Rectified Linear Unit (ReLU)

g(z) = max{0, z}

# Properties:
# - Default recommendation
# - Piecewise linear function
# - Preserves linear model properties
# - Easy to optimize
# - Good generalization
                                            
ReLU Function
Universal Function Approximation: We can build a universal function approximator from rectified linear functions, much like a Turing machine can be built from minimal components.

Visualizing the XOR Solution

How neural networks transform the problem space

Figure 6.1: Learning a Representation

XOR Problem Visualization
Key Insights:
  • Left: Linear model cannot implement XOR in original space
  • Right: In transformed space, linear model can solve the problem
  • Points [1,0] and [0,1] are mapped to the same point [1,0] in feature space
  • Linear model can now increase in h₁ and decrease in h₂
The nonlinear features have mapped both x = [1,0] and x = [0,1] to a single point in feature space, h = [1,0]. This transformation makes the problem linearly separable.

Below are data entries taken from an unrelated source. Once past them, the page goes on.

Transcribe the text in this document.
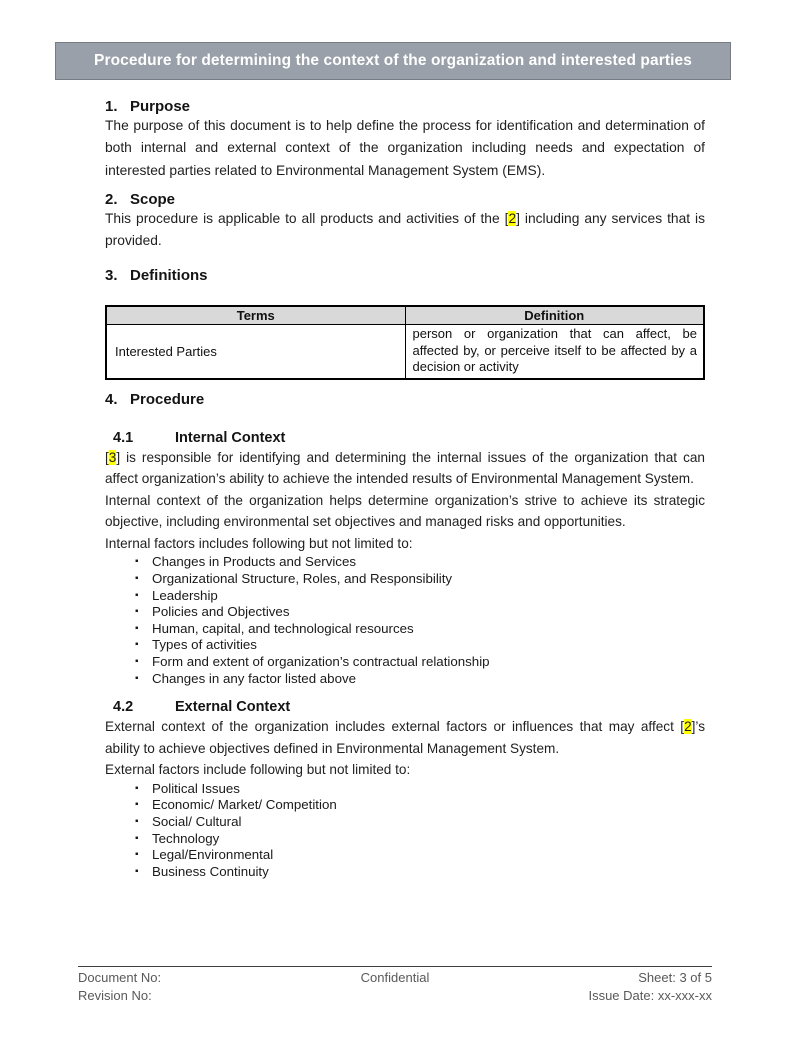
Procedure for determining the context of the organization and interested parties
1. Purpose

The purpose of this document is to help define the process for identification and determination of both internal and external context of the organization including needs and expectation of interested parties related to Environmental Management System (EMS).

2. Scope

This procedure is applicable to all products and activities of the [2] including any services that is provided.

3. Definitions
Terms	Definition
Interested Parties	person or organization that can affect, be affected by, or perceive itself to be affected by a decision or activity
4. Procedure
4.1	Internal Context

[3] is responsible for identifying and determining the internal issues of the organization that can affect organization’s ability to achieve the intended results of Environmental Management System.

Internal context of the organization helps determine organization’s strive to achieve its strategic objective, including environmental set objectives and managed risks and opportunities.

Internal factors includes following but not limited to:

▪ Changes in Products and Services
▪ Organizational Structure, Roles, and Responsibility
▪ Leadership
▪ Policies and Objectives
▪ Human, capital, and technological resources
▪ Types of activities
▪ Form and extent of organization’s contractual relationship
▪ Changes in any factor listed above
4.2	External Context

External context of the organization includes external factors or influences that may affect [2]’s ability to achieve objectives defined in Environmental Management System.

External factors include following but not limited to:

▪ Political Issues
▪ Economic/ Market/ Competition
▪ Social/ Cultural
▪ Technology
▪ Legal/Environmental
▪ Business Continuity
Document No:	Confidential	Sheet: 3 of 5
Revision No:	Issue Date: xx-xxx-xx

Figure 6.2: Network Architecture

Network Architecture and ReLU Function
Two Drawing Styles:
  • Left: Every unit as a node - explicit but space-consuming
  • Right: Vector representation - more compact
  • Matrix W describes mapping from x to h
  • Vector w describes mapping from h to y

Figure 6.3: ReLU Activation Function

ReLU Properties:
  • Default choice for most feedforward networks
  • Piecewise linear with two linear pieces
  • Nearly linear - preserves optimization properties
  • Good generalization properties
  • Universal approximation capability
Interactive ReLU Function
Move your mouse over the graph to see values

Key Takeaways

Essential insights from deep feedforward networks

Nonlinearity is Essential

Linear transformations alone cannot solve complex problems like XOR. Nonlinear activation functions are crucial for learning complex patterns.

Feature Learning

Deep learning automatically learns useful representations, eliminating the need for manual feature engineering in most cases.

Layer Composition

Multiple layers allow complex function approximation through composition of simpler functions, enabling deep networks to model intricate patterns.

Hidden Layers

Intermediate representations are not directly specified by training data, allowing the network to learn optimal internal representations.

Conclusion

Deep feedforward networks overcome the limitations of linear models through learned feature representations and nonlinear transformations. They provide the foundation for understanding more complex deep learning models and have revolutionized machine learning across numerous domains.